Understanding prokaryotic diversity in the post-genomics era

Date of Award


Degree Type


Degree Name

Doctor of Philosophy (PhD)




Functional genomics, Protein domains, Gammaproteobacteria

Subject Categories

Bioinformatics | Life Sciences | Microbiology


Prokaryotes, one of nature's most pervasive organisms, are ubiquitous in the environment and impact human society, both as harmful and beneficial agents. A challenge of microbial research is to understand prokaryotes within the context of their environment. Currently, assessing prokaryotic diversity is difficult because we cannot culture the majority of microbes from the environment. Therefore, new techniques must be developed to not only assess this diversity, but to understand how such diversity is linked to genes in a prokaryote's genome. Access to the genome sequences of a large number of prokaryotes has radically changed microbial research, and the expected availability of thousands of genomes in the future has transitioned the field into the post-genomics era. This thesis presents the development and analysis of two post-genomics tools. The first is in functional genomics, which seeks to determine the genetic interactions that underlie prokaryotic traits. Phylogenomics predicts genetic interactions based on the incidence of coinherited proteins across evolutionary phyla, and assigns function to a gene. This was experimentally tested for the model organism Myxococcus xanthus and further applied to the genome annotation of Sorangium cellulosum . Additional analysis was performed in the area of integrative functional genomics, where it is thought that the combination of multiple functional genomics approaches improves the accuracy of individual predictions. This assumption was tested by combining the predictions from phylogenomics and gene expression mapping for four prokaryotes.

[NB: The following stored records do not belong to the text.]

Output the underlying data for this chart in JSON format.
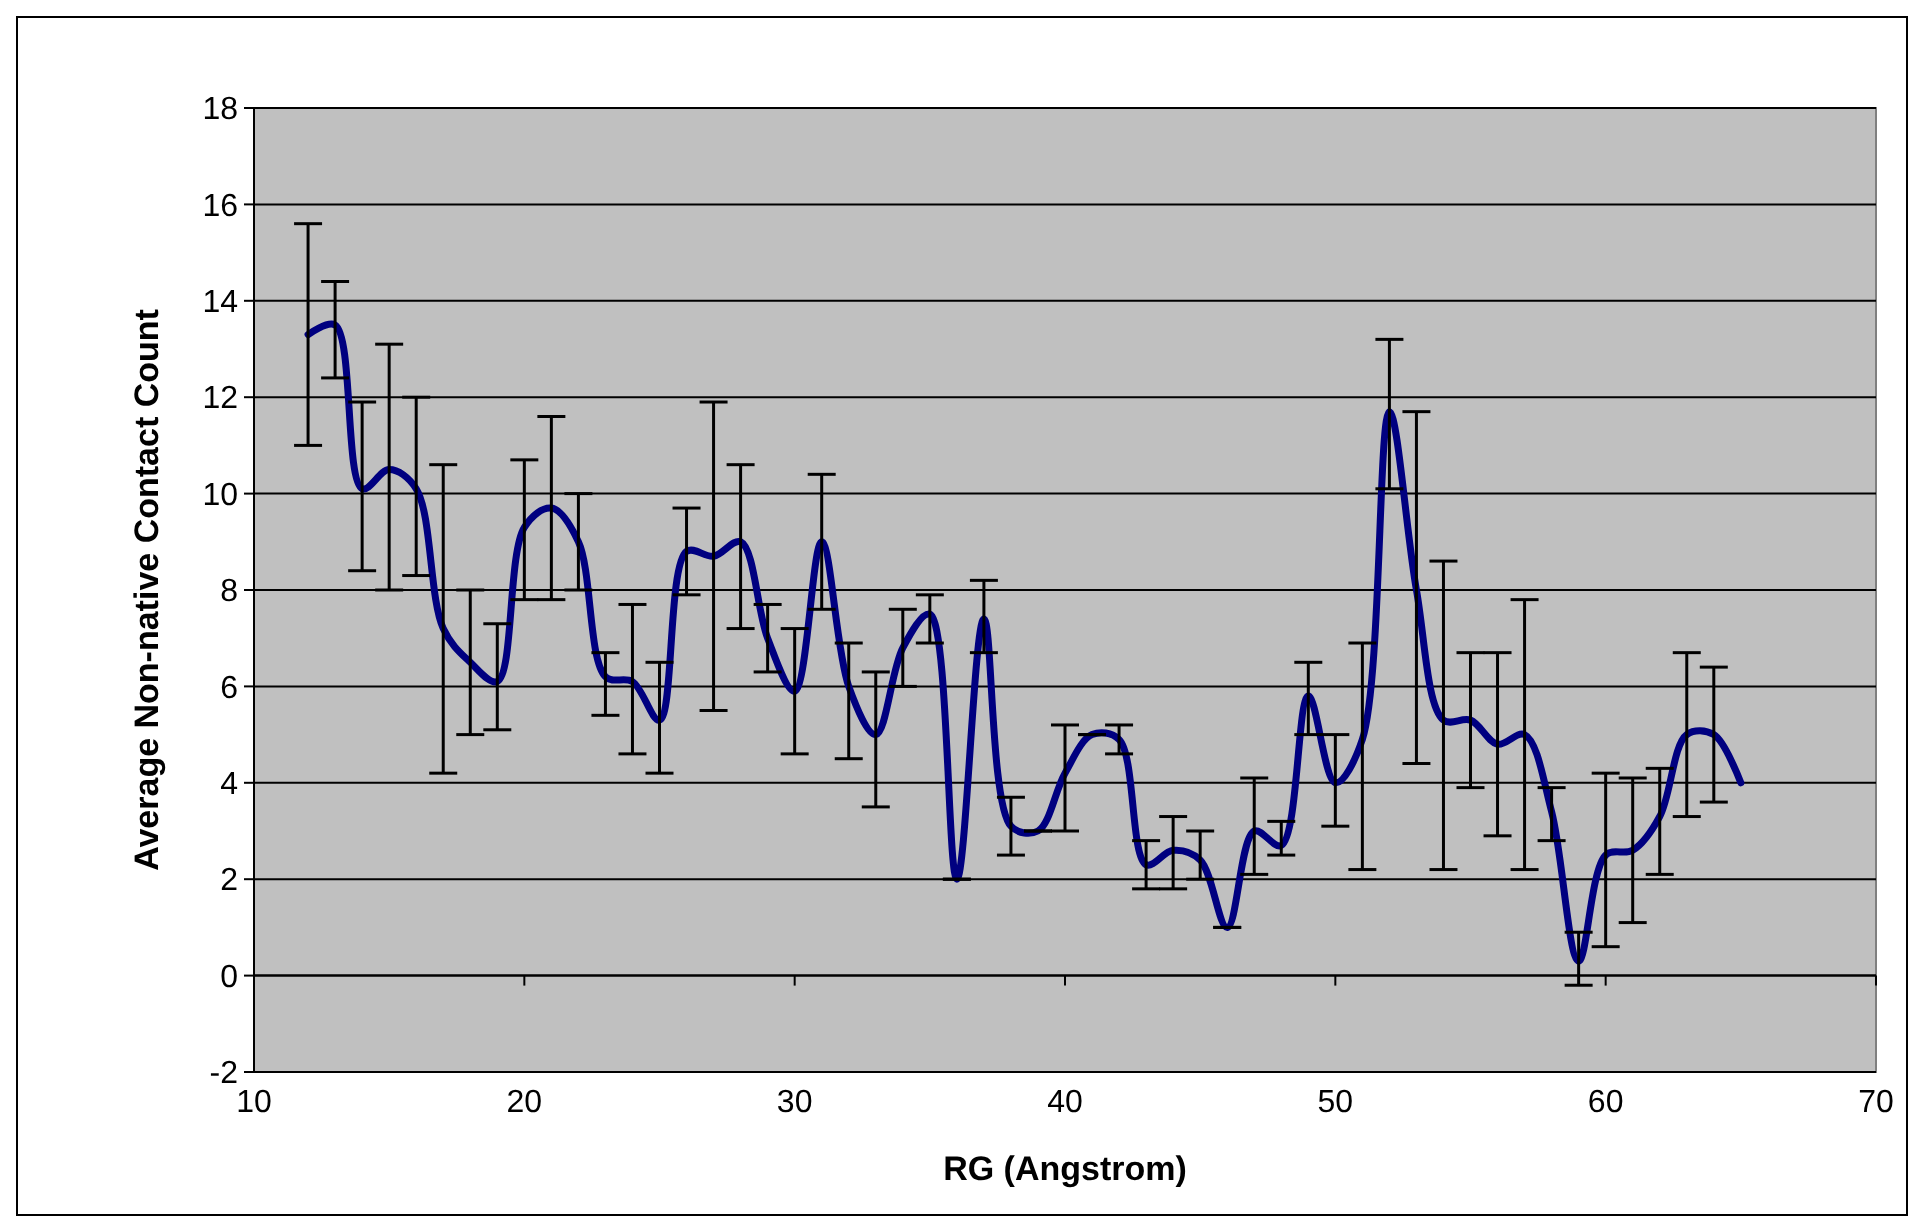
{
  "chart_data": {
    "type": "line",
    "xlabel": "RG (Angstrom)",
    "ylabel": "Average Non-native Contact Count",
    "xlim": [
      10,
      70
    ],
    "xticks": [
      10,
      20,
      30,
      40,
      50,
      60,
      70
    ],
    "ylim": [
      -2,
      18
    ],
    "yticks": [
      -2,
      0,
      2,
      4,
      6,
      8,
      10,
      12,
      14,
      16,
      18
    ],
    "grid": "y",
    "series": [
      {
        "color": "#000080",
        "x": [
          12,
          13,
          14,
          15,
          16,
          17,
          18,
          19,
          20,
          21,
          22,
          23,
          24,
          25,
          26,
          27,
          28,
          29,
          30,
          31,
          32,
          33,
          34,
          35,
          36,
          37,
          38,
          39,
          40,
          41,
          42,
          43,
          44,
          45,
          46,
          47,
          48,
          49,
          50,
          51,
          52,
          53,
          54,
          55,
          56,
          57,
          58,
          59,
          60,
          61,
          62,
          63,
          64,
          65
        ],
        "values": [
          13.3,
          13.5,
          10.1,
          10.5,
          10.1,
          7.2,
          6.5,
          6.1,
          9.3,
          9.7,
          9.0,
          6.2,
          6.1,
          5.3,
          8.8,
          8.7,
          9.0,
          7.0,
          5.9,
          9.0,
          6.0,
          5.0,
          6.8,
          7.5,
          2.0,
          7.4,
          3.1,
          3.0,
          4.2,
          5.0,
          4.9,
          2.3,
          2.6,
          2.4,
          1.0,
          3.0,
          2.7,
          5.8,
          4.0,
          4.9,
          11.7,
          8.0,
          5.3,
          5.3,
          4.8,
          5.0,
          3.4,
          0.3,
          2.5,
          2.6,
          3.3,
          5.0,
          5.0,
          4.0
        ],
        "errors": [
          [
            11.0,
            15.6
          ],
          [
            12.4,
            14.4
          ],
          [
            8.4,
            11.9
          ],
          [
            8.0,
            13.1
          ],
          [
            8.3,
            12.0
          ],
          [
            4.2,
            10.6
          ],
          [
            5.0,
            8.0
          ],
          [
            5.1,
            7.3
          ],
          [
            7.8,
            10.7
          ],
          [
            7.8,
            11.6
          ],
          [
            8.0,
            10.0
          ],
          [
            5.4,
            6.7
          ],
          [
            4.6,
            7.7
          ],
          [
            4.2,
            6.5
          ],
          [
            7.9,
            9.7
          ],
          [
            5.5,
            11.9
          ],
          [
            7.2,
            10.6
          ],
          [
            6.3,
            7.7
          ],
          [
            4.6,
            7.2
          ],
          [
            7.6,
            10.4
          ],
          [
            4.5,
            6.9
          ],
          [
            3.5,
            6.3
          ],
          [
            6.0,
            7.6
          ],
          [
            6.9,
            7.9
          ],
          [
            2.0,
            2.0
          ],
          [
            6.7,
            8.2
          ],
          [
            2.5,
            3.7
          ],
          [
            3.0,
            3.0
          ],
          [
            3.0,
            5.2
          ],
          [
            5.0,
            5.0
          ],
          [
            4.6,
            5.2
          ],
          [
            1.8,
            2.8
          ],
          [
            1.8,
            3.3
          ],
          [
            2.0,
            3.0
          ],
          [
            1.0,
            1.0
          ],
          [
            2.1,
            4.1
          ],
          [
            2.5,
            3.2
          ],
          [
            5.0,
            6.5
          ],
          [
            3.1,
            5.0
          ],
          [
            2.2,
            6.9
          ],
          [
            10.1,
            13.2
          ],
          [
            4.4,
            11.7
          ],
          [
            2.2,
            8.6
          ],
          [
            3.9,
            6.7
          ],
          [
            2.9,
            6.7
          ],
          [
            2.2,
            7.8
          ],
          [
            2.8,
            3.9
          ],
          [
            -0.2,
            0.9
          ],
          [
            0.6,
            4.2
          ],
          [
            1.1,
            4.1
          ],
          [
            2.1,
            4.3
          ],
          [
            3.3,
            6.7
          ],
          [
            3.6,
            6.4
          ],
          null
        ]
      }
    ]
  }
}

It was found that, while this assumption holds, the rate that predictions converge upon a stable set of interactions is significantly slower than previously thought. The second tool relates a prokaryote's genome to its niche. Prokaryotes with similar genetic content, as measured by protein domains, were clustered into mountains on a niche map. When compared to a second map based on 16S rRNA, the niche map better clustered prokaryotes according to an environment/function metric. Analysis of mountains on the niche map showed correlation to niche, including the clustering of marine Gammaproteobacteria, obligate pathogens and symbionts, and prokaryotes that exist at the soil, plant, and human interface. Taken together, both tools can help us better understand prokaryotic diversity in the post-genomics era.